The dollar gold price rose this week from Monday's low of $1215 to close last night (Thursday) at $1240, and silver rose from $14.90 to $15.20.
Silver's performance compared with gold reflects lower than normal silver volatility, a trend that has featured from the start of this year, which can be discerned in the underperformance shown in the headline chart above.
In early European trade this morning gold and silver opened moderately lower, reflecting a slightly firmer dollar.
There is much happening on the subject of money, and to an extent, even gold is a bystander in a developing monetary train wreck. In recent weeks we have seen sterling come under pressure on fears of Brexit, plus some appalling trade figures. If Brexit happens, it will be the end of the grand European project, and the euro could disintegrate, but markets are not yet reflecting this possibility.
The dollar has been losing ground against both the euro and the yen. In the last eight trading sessions, the yen has gained 5% against the dollar, breaking the important 110-yen level (a strong yen means a falling JPY rate). Both the yen and the euro feature negative interest rates, so these moves are counter-intuitive. Could it be that negative interest rates are leading to a contraction of bank credit, forcing currency shortages on the markets for these two currencies?
The bank credit numbers will be reported in due course, but even then they will not tell the whole story. Demand for currencies with negative interest rates is certain to emanate from the shadow banking system, due to the lack of available collateral. With the BoJ and the ECB buying everything in sight, it is the shadow banks that are being squeezed.

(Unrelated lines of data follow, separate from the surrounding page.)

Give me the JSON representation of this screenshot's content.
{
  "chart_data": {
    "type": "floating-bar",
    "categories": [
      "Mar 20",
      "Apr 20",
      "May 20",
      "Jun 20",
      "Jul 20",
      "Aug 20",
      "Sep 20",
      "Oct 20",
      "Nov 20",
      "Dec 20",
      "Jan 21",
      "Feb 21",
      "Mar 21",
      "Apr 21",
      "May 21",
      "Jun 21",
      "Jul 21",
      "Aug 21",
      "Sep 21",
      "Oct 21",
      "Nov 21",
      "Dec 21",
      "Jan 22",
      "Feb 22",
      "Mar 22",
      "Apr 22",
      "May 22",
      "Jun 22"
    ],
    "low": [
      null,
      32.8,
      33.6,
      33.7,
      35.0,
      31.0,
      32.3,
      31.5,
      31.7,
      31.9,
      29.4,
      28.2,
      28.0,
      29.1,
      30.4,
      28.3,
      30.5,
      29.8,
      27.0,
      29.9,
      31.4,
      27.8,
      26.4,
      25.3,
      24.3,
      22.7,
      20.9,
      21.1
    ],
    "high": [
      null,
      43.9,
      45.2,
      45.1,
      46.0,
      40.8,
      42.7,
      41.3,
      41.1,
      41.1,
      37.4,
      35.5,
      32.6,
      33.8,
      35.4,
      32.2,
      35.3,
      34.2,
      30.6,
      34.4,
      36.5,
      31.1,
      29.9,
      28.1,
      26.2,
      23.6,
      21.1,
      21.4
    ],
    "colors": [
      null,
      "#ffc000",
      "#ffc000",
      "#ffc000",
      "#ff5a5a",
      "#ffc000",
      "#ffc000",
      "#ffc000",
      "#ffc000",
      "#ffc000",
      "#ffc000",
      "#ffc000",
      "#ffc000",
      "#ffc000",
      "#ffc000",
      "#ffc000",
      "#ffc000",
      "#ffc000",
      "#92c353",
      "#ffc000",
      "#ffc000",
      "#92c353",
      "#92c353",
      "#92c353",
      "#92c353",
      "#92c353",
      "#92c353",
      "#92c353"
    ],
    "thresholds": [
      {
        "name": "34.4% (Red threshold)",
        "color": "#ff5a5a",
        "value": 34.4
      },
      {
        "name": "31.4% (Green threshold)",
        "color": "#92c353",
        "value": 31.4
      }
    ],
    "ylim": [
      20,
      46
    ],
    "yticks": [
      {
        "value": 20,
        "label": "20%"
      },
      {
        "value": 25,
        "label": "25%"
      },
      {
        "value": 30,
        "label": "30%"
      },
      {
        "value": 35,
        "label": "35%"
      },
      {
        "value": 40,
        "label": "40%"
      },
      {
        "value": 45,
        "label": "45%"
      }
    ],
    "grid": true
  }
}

The simplest way to understand this arcane subject is as follows. The principal function of shadow banking is to finance the deferral of settlement on a full range of financial instruments and securities. If you remove the means to do this by contracting the quantity of collateral available, then you are going to force earlier settlements of financed positions than would otherwise occur. This means that liquidation cash is demanded by the shadow banks and their customers to replace the credit which is no longer available. And cash, where the credit has been very cheap to the point where it even pays you to borrow, is demanded in the currencies with the lowest interest rates, because that is where the collateral is being drained from the system.

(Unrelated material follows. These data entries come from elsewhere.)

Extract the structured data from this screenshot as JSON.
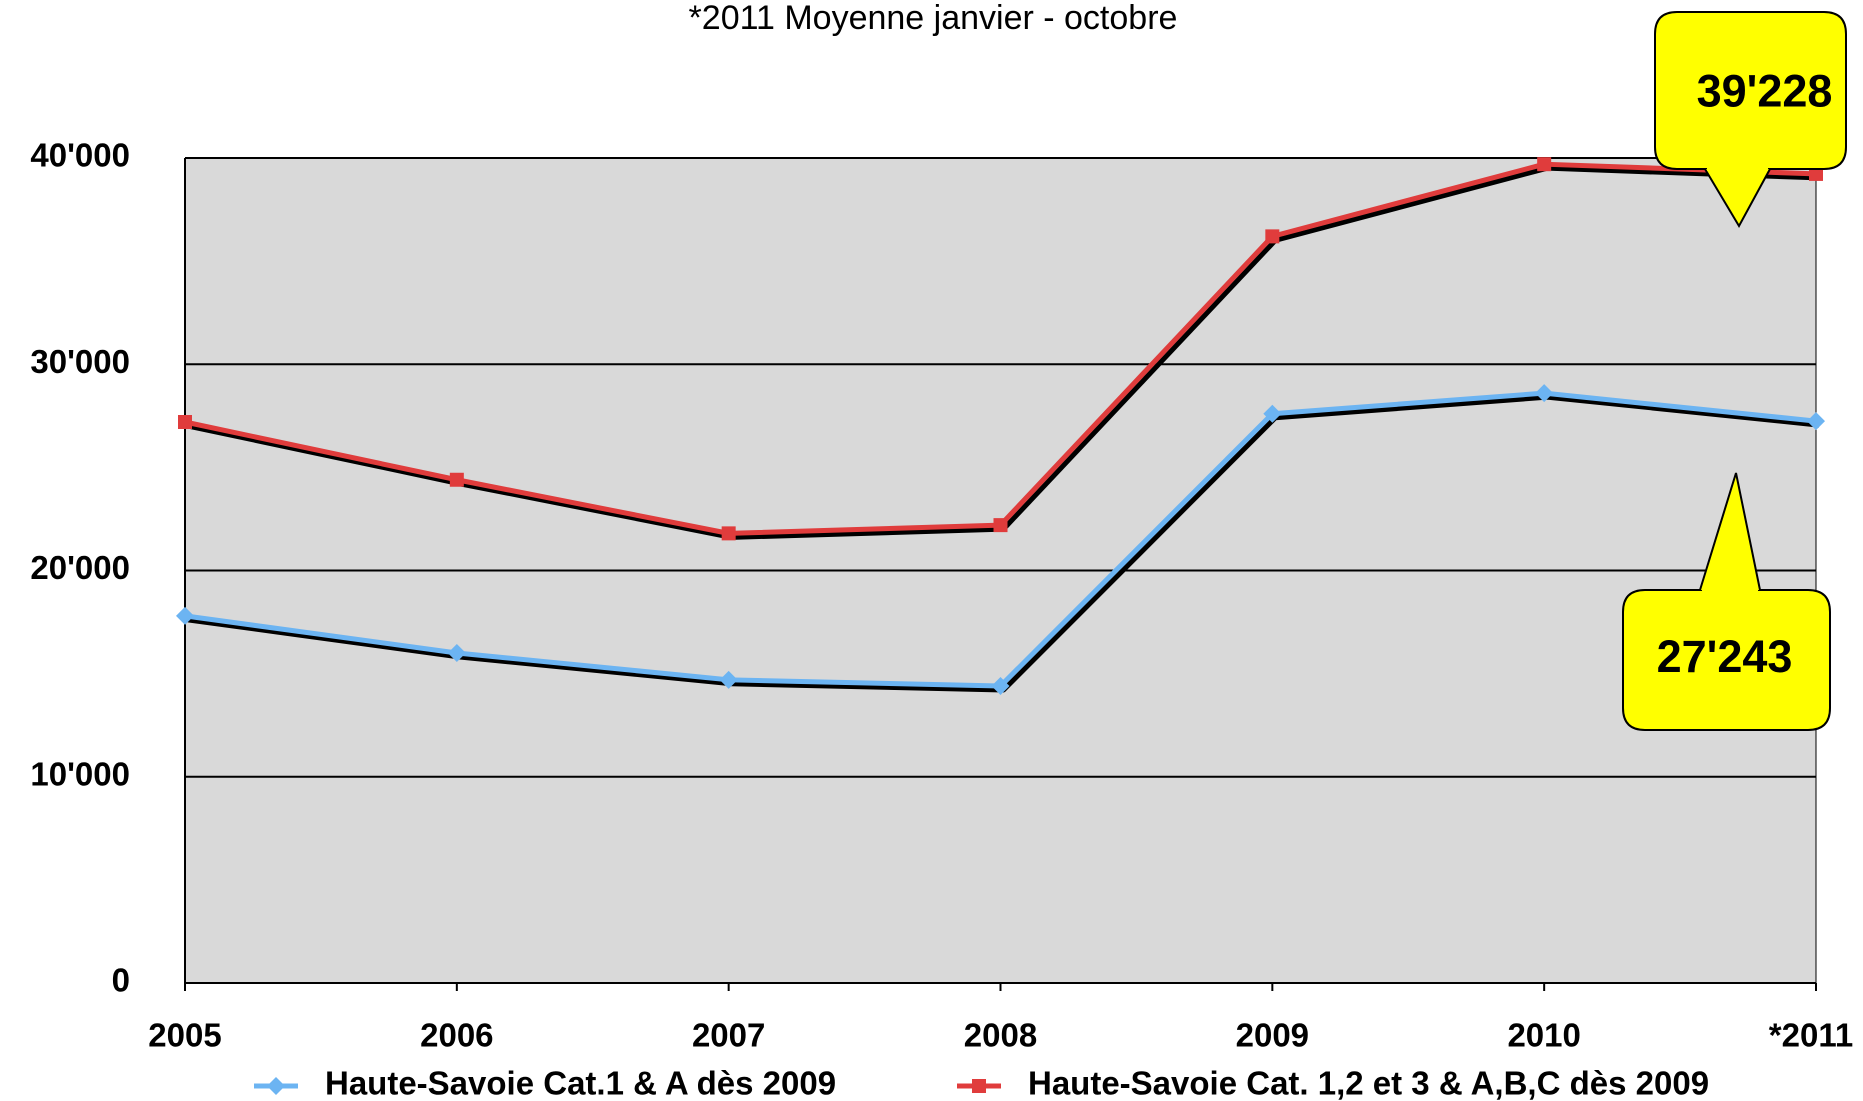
{
  "chart_data": {
    "type": "line",
    "title": "*2011 Moyenne janvier - octobre",
    "categories": [
      "2005",
      "2006",
      "2007",
      "2008",
      "2009",
      "2010",
      "*2011"
    ],
    "series": [
      {
        "name": "Haute-Savoie Cat.1 & A dès 2009",
        "color": "#6cb4f2",
        "marker": "diamond",
        "values": [
          17800,
          16000,
          14700,
          14400,
          27600,
          28600,
          27243
        ],
        "value_labels": [
          null,
          null,
          null,
          null,
          null,
          null,
          "27'243"
        ]
      },
      {
        "name": "Haute-Savoie Cat. 1,2 et 3 & A,B,C dès 2009",
        "color": "#e03c3c",
        "marker": "square",
        "values": [
          27200,
          24400,
          21800,
          22200,
          36200,
          39700,
          39228
        ],
        "value_labels": [
          null,
          null,
          null,
          null,
          null,
          null,
          "39'228"
        ]
      }
    ],
    "ylim": [
      0,
      40000
    ],
    "yticks": [
      0,
      {
        "value": 10000,
        "label": "10'000"
      },
      {
        "value": 20000,
        "label": "20'000"
      },
      {
        "value": 30000,
        "label": "30'000"
      },
      {
        "value": 40000,
        "label": "40'000"
      }
    ],
    "grid": true,
    "legend": "bottom"
  }
}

Both the BoJ and the ECB are hoovering up nearly all available collateral. The suggestion that gold is side-lined while this bizarre situation unfolds is apt. We are in uncharted territory, and few people understand the potential consequences, so how can you evaluate the purchase of anything?
Back to common sense. The price of gold has risen less in yen and euros than in dollars or sterling. Once the shadow banks have found a new balance by contracting their credit sufficiently, doubtless the euro and the yen will begin to reflect some fundamentals. And gold is cheap in these currencies, as demonstrated in the next chart.
So far, from the beginning of this year gold in dollars is up 17% and in sterling 23%. But in euros it is up only 12% and in yen a meagre 5%. And if buyers in these currencies need further encouragement, the technical background, admittedly measured in dollars, shows the consolidation of recent weeks could be nearly over, because the rising 55-day moving average should begin to underwrite the gold price.